Validated Pattern installation process is stuck on deploying Vault


Most common reason of this is that prerequisites are not satisfied i.e. Image Registry is not set up or CephFs is not set as a default StorageClass. Please refer to section Getting started → Prerequisites and make sure all is done before proceeding to pattern deployment.


Downloading AI model Llama-2-70b-chat-hf using download-model Jupyter notebook is failing or TGI deployment fails after model is downloaded


Most often this is due to some network errors while downloading the model. If not sure if whole model was downloaded, please clear bucket model-bucket in RGW storage using aws-cli or any other method, and repeat process of downloading the model.

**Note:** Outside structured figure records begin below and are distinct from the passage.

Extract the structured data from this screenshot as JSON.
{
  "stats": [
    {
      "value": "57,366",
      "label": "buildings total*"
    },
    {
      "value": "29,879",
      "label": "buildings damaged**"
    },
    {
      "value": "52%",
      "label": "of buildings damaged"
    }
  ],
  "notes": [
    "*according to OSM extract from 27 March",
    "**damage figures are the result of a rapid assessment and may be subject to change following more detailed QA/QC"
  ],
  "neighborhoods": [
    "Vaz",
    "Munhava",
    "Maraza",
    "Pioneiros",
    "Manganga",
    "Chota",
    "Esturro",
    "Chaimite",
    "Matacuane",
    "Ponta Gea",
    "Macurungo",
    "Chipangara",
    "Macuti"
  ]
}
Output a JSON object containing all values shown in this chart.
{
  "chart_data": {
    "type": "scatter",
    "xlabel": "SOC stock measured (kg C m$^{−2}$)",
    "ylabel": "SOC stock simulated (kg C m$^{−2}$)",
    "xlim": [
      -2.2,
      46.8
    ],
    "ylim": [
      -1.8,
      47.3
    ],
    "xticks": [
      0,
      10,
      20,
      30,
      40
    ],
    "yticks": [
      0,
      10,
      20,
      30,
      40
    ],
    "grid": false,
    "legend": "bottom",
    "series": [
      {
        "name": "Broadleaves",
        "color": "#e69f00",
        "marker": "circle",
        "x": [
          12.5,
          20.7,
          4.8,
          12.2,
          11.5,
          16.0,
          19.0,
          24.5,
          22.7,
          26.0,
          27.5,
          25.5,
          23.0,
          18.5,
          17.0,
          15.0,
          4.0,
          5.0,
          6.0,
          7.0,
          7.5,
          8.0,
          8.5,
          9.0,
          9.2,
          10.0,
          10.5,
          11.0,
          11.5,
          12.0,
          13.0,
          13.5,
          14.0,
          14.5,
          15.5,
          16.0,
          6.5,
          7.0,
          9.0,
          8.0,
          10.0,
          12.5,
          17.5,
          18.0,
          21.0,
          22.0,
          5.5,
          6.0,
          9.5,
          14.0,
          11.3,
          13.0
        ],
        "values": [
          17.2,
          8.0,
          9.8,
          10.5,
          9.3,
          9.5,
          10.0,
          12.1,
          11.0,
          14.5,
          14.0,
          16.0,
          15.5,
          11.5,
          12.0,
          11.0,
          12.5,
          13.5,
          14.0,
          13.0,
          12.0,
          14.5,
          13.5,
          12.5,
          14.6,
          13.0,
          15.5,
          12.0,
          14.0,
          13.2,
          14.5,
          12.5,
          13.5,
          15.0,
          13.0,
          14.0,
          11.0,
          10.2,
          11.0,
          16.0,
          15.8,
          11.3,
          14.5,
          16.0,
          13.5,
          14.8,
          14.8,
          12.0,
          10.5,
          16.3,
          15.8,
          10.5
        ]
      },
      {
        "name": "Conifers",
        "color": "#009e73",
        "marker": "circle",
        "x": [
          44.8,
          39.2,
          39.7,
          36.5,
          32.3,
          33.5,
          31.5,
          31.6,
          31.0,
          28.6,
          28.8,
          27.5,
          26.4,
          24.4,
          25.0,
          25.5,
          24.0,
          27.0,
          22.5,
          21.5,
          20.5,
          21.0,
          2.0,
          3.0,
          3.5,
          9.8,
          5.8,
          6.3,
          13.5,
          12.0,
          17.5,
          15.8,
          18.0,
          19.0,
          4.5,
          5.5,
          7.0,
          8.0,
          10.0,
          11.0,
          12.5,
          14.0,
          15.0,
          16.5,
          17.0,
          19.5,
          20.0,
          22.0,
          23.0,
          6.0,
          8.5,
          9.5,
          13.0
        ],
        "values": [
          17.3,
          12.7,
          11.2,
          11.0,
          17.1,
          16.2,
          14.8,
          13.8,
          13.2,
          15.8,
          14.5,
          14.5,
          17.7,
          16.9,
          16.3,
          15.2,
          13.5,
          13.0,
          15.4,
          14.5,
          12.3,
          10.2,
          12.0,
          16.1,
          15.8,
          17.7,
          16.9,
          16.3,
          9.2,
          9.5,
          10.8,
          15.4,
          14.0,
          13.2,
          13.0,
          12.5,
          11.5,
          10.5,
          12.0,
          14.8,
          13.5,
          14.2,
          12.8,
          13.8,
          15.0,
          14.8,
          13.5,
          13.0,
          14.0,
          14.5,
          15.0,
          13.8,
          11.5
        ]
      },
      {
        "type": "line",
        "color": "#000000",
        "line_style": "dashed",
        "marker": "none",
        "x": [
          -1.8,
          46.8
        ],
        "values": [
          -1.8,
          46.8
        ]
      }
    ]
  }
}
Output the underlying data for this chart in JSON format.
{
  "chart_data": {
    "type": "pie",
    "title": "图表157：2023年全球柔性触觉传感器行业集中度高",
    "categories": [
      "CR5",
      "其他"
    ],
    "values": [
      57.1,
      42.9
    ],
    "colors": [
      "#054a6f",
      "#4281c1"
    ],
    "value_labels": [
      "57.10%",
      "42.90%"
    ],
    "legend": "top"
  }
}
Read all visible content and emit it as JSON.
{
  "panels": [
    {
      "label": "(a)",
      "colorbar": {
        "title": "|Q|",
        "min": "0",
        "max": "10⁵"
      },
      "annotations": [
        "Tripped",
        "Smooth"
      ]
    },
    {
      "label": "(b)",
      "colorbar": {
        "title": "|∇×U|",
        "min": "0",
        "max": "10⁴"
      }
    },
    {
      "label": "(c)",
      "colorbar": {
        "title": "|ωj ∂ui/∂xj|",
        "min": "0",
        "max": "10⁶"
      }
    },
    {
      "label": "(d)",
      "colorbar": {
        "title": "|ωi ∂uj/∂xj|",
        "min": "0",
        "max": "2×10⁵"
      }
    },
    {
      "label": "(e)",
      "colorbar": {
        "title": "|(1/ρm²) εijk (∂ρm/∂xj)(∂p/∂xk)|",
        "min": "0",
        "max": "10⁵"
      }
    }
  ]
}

Builds of OPEA chat resources are failing, they cannot pull images


If all Build resources are failing, because of pulling image errors please makes ure that there is no proxy issue. Refer to section Getting started → Procedure. Also make sure that Image Registry is properly set up.


TGI or TEI pods are showing errors


Consult Troubleshooting PyTorch Model documentation for general Gaudi 2 troubleshooting steps. Gathering extended logs might be helpful, as mentioned in troubleshooting steps for "RuntimeError: tensor does not have a device". Container directory /var/log/habana_logs should then be inspected to see logs from SynapseAI and other components.


TGI shows "Cannot allocate connection" or "The condition [ isNicUp(port) ] failed." errors


Review Disable/Enable NICs guide. Standalone machines that are not configured for scale up with Gaudi 2 NICs connected to a switch require running "To disable Gaudi external NICs, run the following command" in the "Disable/Enable Gaudi 2 External NICs" section.